Occupational therapists (OTs) are joining other health care providers in incorporating yoga into their treatment offerings. OTs bring a unique perspective to yoga and can guide you deeper into your practice for personal health, well-being, and prevention of disease.
The Health Benefits of Yoga
Yoga’s popularity has grown in the past five years, likely due to an onslaught of research showing the many health benefits. Physicians are taking note, and now some prescribe yoga to their patients. Studies show that yoga may be able to lower stress, anxiety, pain, fatigue, depression and insomnia, reduce risk for cardiovascular disease and hypertension, alleviate the side effects of cancer treatment, improve recovery from neurological conditions such as stroke, symptoms of multiple sclerosis and Parkinson’s, prevent or lower risk of disease, and improve a sense of overall well-being.

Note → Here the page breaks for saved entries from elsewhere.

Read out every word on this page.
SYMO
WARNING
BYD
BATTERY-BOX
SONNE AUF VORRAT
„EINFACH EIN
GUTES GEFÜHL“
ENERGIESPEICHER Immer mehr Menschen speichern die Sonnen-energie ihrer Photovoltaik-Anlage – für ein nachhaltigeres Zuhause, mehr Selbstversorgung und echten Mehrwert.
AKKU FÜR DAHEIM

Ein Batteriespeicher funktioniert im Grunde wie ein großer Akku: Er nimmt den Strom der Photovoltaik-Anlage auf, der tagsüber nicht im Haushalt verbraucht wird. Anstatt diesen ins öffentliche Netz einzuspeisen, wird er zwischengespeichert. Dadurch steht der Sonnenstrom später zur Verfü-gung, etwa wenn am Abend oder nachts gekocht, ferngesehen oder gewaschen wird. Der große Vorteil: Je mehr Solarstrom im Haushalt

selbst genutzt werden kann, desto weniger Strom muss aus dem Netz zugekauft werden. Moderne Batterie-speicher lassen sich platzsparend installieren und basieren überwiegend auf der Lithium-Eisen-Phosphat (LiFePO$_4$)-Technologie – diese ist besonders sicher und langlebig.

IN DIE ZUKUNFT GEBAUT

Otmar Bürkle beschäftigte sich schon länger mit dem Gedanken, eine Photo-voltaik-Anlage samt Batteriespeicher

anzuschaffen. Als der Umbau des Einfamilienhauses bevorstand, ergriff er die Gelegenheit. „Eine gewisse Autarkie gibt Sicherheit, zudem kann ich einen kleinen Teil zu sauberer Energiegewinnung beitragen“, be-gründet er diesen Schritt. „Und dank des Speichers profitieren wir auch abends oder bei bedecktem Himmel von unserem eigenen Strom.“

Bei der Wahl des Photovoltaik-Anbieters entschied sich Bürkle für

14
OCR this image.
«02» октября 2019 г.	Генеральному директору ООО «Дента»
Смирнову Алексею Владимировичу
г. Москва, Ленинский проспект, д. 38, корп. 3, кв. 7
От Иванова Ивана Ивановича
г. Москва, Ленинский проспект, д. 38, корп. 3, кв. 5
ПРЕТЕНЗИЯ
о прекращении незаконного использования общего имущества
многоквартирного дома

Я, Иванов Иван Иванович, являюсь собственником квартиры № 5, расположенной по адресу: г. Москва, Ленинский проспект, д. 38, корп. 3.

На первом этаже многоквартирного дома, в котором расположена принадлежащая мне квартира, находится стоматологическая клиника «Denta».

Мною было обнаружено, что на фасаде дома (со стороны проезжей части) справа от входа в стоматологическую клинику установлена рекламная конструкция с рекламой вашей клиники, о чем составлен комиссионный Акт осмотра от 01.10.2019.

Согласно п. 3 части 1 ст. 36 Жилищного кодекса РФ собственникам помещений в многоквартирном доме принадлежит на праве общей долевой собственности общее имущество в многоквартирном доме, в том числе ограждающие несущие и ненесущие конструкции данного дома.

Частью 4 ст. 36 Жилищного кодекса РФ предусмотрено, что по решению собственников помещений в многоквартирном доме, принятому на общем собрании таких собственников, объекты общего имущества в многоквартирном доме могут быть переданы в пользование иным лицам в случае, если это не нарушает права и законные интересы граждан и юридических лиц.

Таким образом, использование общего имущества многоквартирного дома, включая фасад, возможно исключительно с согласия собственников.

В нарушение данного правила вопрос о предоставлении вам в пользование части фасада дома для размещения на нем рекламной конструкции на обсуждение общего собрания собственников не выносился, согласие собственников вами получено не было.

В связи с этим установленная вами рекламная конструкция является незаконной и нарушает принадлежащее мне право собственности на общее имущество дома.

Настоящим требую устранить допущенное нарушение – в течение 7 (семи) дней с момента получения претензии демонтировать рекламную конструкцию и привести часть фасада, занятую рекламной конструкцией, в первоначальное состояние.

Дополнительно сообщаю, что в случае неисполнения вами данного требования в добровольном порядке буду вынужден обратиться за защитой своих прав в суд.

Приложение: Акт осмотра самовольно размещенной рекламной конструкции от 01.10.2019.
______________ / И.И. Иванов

Several studies show that yoga postures, also known as asanas, meditation or a combination of both can improve strength, flexibility and functional mobility for a number of conditions that cause chronic pain and disability. Pain medication may be reduced or completely eliminated in certain cases.
Yoga may also improve gait functioning in elders and prevent falls.
Yoga and meditation practices have been shown to decrease addictive behaviors. Thoughts of self-inflicted harm and disrespect toward oneself were able to change to more loving, caring, and respectful thoughts and behaviors. Yoga has also been found helpful in recovery from eating disorders and improving poor body image.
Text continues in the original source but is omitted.